A friend of mine claims Fahrenheit is more convenient because of "-ties". "Today it will be in the fifties/sixties/thirties/high seventies." Celsius doesn't have conveniently-spoken ranges that give users a general idea of the weather. I countered with high and low teens, low twenties, but I don't think his point is completely invalid.

You say centimeters are better for small things and meters better for large things, but neither are very useful for things that might constitute an arm-load. I'm not sure that sentence is very clear, so I'll try examples. My laptop is 36 centimeters wide, which is an inconveniently large number of units for it to be, but it's only a little more than a foot. This textbook: about a foot square. That hard-drive is half a foot (I'll admit that "six inches" was easier to the tongue, but in reality it's closer to seven, which I wouldn't say). What I'm trying to say is that the unit "foot" is very convenient for things that we might be handling in everyday situations, unless those things are hand-sized.

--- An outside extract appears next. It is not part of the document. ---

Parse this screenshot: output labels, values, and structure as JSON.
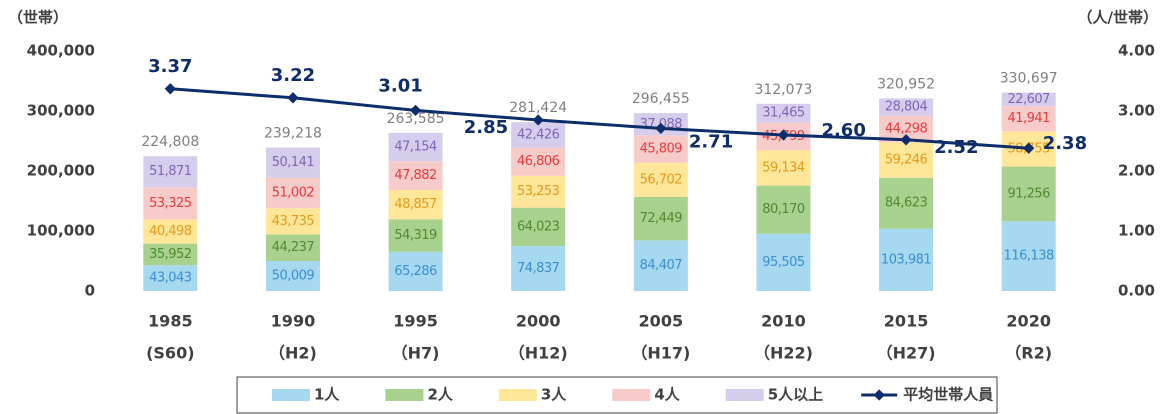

Comment author: TimS 03 November 2011 04:36:10PM 1 point [-]

I remember someone telling me that Fahrenheit was designed so that the ordinary temperatures people would experience would all fit between 0 and 100 on the scale.

Alas, Wikipedia does not comment.

Comment author: thomblake 03 November 2011 04:41:02PM 1 point [-]

Indeed, having read the actual justification, the above seems like a just-so story based on a happy coincidence. Powers of 2 clearly explain everything better.